ANNAPOLIS — Maryland Gov. Larry Hogan issued a stern message Thursday to public education officials in the state: It’s time to start getting children back in school.
Hogan called for in-person learning to resume by March 1, making his case even as the number of coronavirus cases in Maryland continues to rise. He pointed out during a press conference that the state health department’s revised guidelines now say only 4% of those 19 and younger who have contracted the virus attended, visited or worked in a pre-K-12 school.
Additionally, educators are now eligible to receive a vaccine in Maryland, he said.
“There is no public health reason for county school boards to keep students out of schools. None,” the Republican governor said. “This really isn’t controversial.”
To accentuate his point, about a dozen public schools officials including state Superintendent Karen Salmon were vaccinated Thursday inside St. John’s College’s gymnasium.
“When you think about all the deaths in what COVID has caused, this is being done in the best interest of the children,” said Donyelle Cottingham, a ninth grade counselor in Wicomico County who volunteered to receive the vaccine. “I hope this would encourage others to do the same thing.”

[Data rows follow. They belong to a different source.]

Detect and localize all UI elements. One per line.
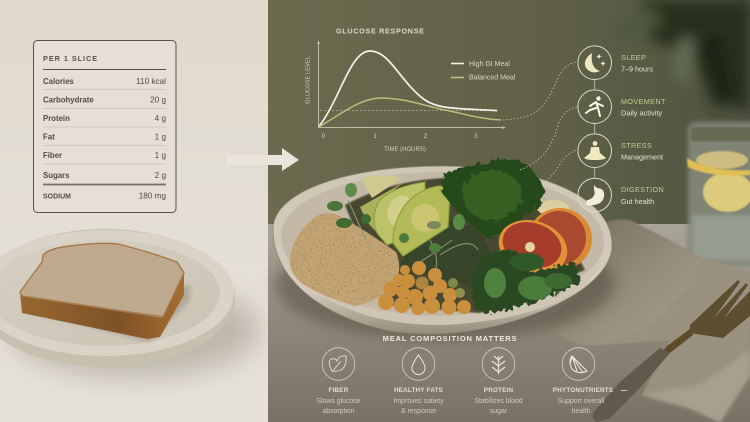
axis labels: 0 — [322, 133, 326, 140]
movement: MOVEMENT — [621, 97, 666, 106]
rows: Sugars — [43, 171, 70, 180]
stress — [578, 134, 663, 168]
bowl shadow — [275, 230, 615, 340]
upper napkin — [540, 219, 703, 345]
rows: 110 kcal — [136, 77, 166, 86]
protein: PROTEIN — [484, 387, 513, 394]
stress: Management — [621, 152, 663, 162]
bread shadow — [30, 285, 190, 342]
phytonutrients — [553, 348, 627, 415]
healthy fats: & response — [401, 408, 436, 415]
sleep: SLEEP — [621, 53, 646, 62]
axis arrowheads — [317, 40, 506, 129]
phytonutrients: health — [571, 408, 591, 415]
avocado slices — [360, 182, 450, 256]
phytonutrients: PHYTONUTRIENTS — [553, 387, 613, 394]
bowl rim light — [285, 255, 600, 325]
chart title: GLUCOSE RESPONSE — [336, 26, 425, 36]
fiber: FIBER — [329, 387, 349, 394]
dark microgreens base — [400, 222, 490, 285]
axis labels: GLUCOSE LEVEL — [306, 55, 312, 104]
rows: Fiber — [43, 151, 62, 160]
axis labels — [306, 55, 478, 153]
plate shadow — [10, 282, 260, 378]
bread slice — [20, 243, 184, 339]
legend: Balanced Meal — [469, 74, 516, 82]
blurred plant — [610, 0, 750, 110]
arrow — [226, 148, 299, 171]
chickpeas — [378, 261, 471, 315]
rows: Carbohydrate — [43, 96, 94, 104]
plate well — [0, 240, 220, 346]
stress: STRESS — [621, 141, 652, 150]
kale — [440, 158, 544, 240]
quinoa — [290, 213, 399, 306]
fiber — [316, 348, 361, 415]
high GI curve — [318, 51, 497, 127]
rows: Calories — [43, 77, 74, 86]
axis labels: 1 — [373, 133, 377, 140]
protein: sugar — [490, 408, 508, 415]
plate top — [0, 230, 234, 356]
lifestyle factors — [578, 46, 666, 212]
fiber: absorption — [322, 408, 355, 415]
axes — [318, 41, 504, 128]
healthy fats: Improves satiety — [393, 398, 444, 405]
balanced meal curve — [318, 98, 501, 127]
shaded bed under food — [345, 178, 585, 313]
water glass with lemon — [687, 122, 750, 265]
rows: 4 g — [155, 114, 166, 123]
spinach and microgreens — [327, 183, 580, 313]
protein: Stabilizes blood — [474, 398, 523, 405]
protein — [474, 348, 523, 415]
bowl inside — [281, 172, 604, 316]
phytonutrients: Support overall — [557, 398, 605, 405]
pale citrus behind orange — [537, 200, 569, 216]
bowl with food — [273, 158, 615, 340]
bread plate — [0, 229, 260, 378]
digestion — [578, 178, 664, 212]
lower napkin — [600, 258, 750, 422]
section title: MEAL COMPOSITION MATTERS — [383, 334, 517, 343]
axis labels: TIME (HOURS) — [384, 147, 426, 153]
rows: Fat — [43, 132, 55, 142]
axis labels: 2 — [424, 133, 428, 140]
digestion: DIGESTION — [621, 185, 664, 194]
healthy fats — [393, 348, 444, 415]
dotted connectors — [503, 62, 578, 183]
nutrition label panel — [34, 40, 176, 212]
sleep — [578, 46, 653, 80]
rows: 1 g — [155, 132, 166, 142]
fork — [592, 280, 750, 422]
legend: High GI Meal — [469, 61, 510, 68]
fiber: Slows glucose — [316, 398, 361, 405]
rows: SODIUM — [43, 194, 71, 200]
glucose chart — [306, 26, 516, 153]
healthy fats: HEALTHY FATS — [394, 387, 443, 394]
background: stone table — [268, 224, 750, 422]
label heading: PER 1 SLICE — [43, 54, 98, 63]
movement: Daily activity — [621, 108, 662, 118]
digestion: Gut health — [621, 197, 654, 206]
meal composition — [316, 334, 627, 415]
plate body — [0, 229, 235, 367]
rows — [43, 70, 166, 200]
rows: 2 g — [155, 171, 166, 180]
legend — [451, 61, 516, 82]
axis labels: 3 — [474, 133, 478, 140]
background: left cream panel — [0, 0, 268, 422]
bowl body — [273, 166, 612, 334]
background: olive wall — [268, 0, 750, 226]
blood orange slices — [492, 208, 592, 283]
rows: 1 g — [155, 151, 166, 160]
rows: 20 g — [150, 96, 166, 104]
lower napkin light fold — [642, 350, 750, 422]
movement — [578, 90, 666, 123]
rows: Protein — [43, 114, 70, 123]
rows: 180 mg — [139, 192, 166, 200]
lemon wedge — [361, 175, 402, 198]
sleep: 7–9 hours — [621, 64, 653, 74]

Hogan emphasized that newly minted President Biden made reopening elementary and middle schools a top priority for the first 100 days of his administration. An executive order signed Thursday by the president calls for the federal departments of education and health and human services to provide guidance on how to safely reopen schools.
Maryland has two educational design options, the first one dealing with daily in-person learning for children with disabilities or special learning needs, those facing extraordinary challenges in a virtual learning environment, and career technology students. Elementary and secondary students would be phased in to daily in-person instruction, but would switch a hybrid of remote and in-person learning “if health and safety requirements cannot be met.”
The second option would be for elementary students to start with a hybrid schedule before eventually converting to daily in-person instruction. Secondary students would start with remote learning first.
Dr. Jinlene Chan, Maryland’s acting deputy secretary for public health, said reopening decisions shouldn’t be based on vaccine availability or level of vaccinations among staff.
“I do encourage all education staff to get a vaccine when it becomes available,” she said.
Hogan mentioned a study released this month by the American Academic of Pediatrics that found in-person learning can be safe for educators and students.
The organization outlined key principles for in-person learning to work, such as adjusting school policies with new information about the pandemic, having school officials coordinate and communicate with state and local public health experts, and ensuring the policies are in languages other than English.
“With the above principles in mind, the AAP strongly advocates that all policy considerations for school COVID-19 plans should start with a goal of having students physically present in school,” the study said. “Although the AAP strongly advocates for in-person learning, the current widespread circulation of the virus will require jurisdictions to review the local data as well as the current evidence on transmission in schools to determine the feasibility of in-person instruction.”
Although some smaller school systems in Maryland have conducted a mixture of in-person and virtual learning, some of the bigger systems in the D.C. and Baltimore areas haven’t opened their buildings for students since the onset of the pandemic in March.
Thanks to the federal government, Salmon said, $780 million will be used for school systems to implement summer programs, upgrade technology and other education tools.
Although the state cannot force school systems to reopen, Hogan provided examples of other cities and states such as Chicago cutting off pay for teachers who refused to return to the classroom. Ohio will offer vaccinations only for educators who commit to returning to the classrooms.
“We do not want to have to take such actions here in Maryland,” Hogan said. “But if school systems do not immediately begin a good-faith effort to return to the classrooms, we will explore every legal avenue in our disposal. The time has come to get all of our kids back into the classrooms and to reopen our schools.”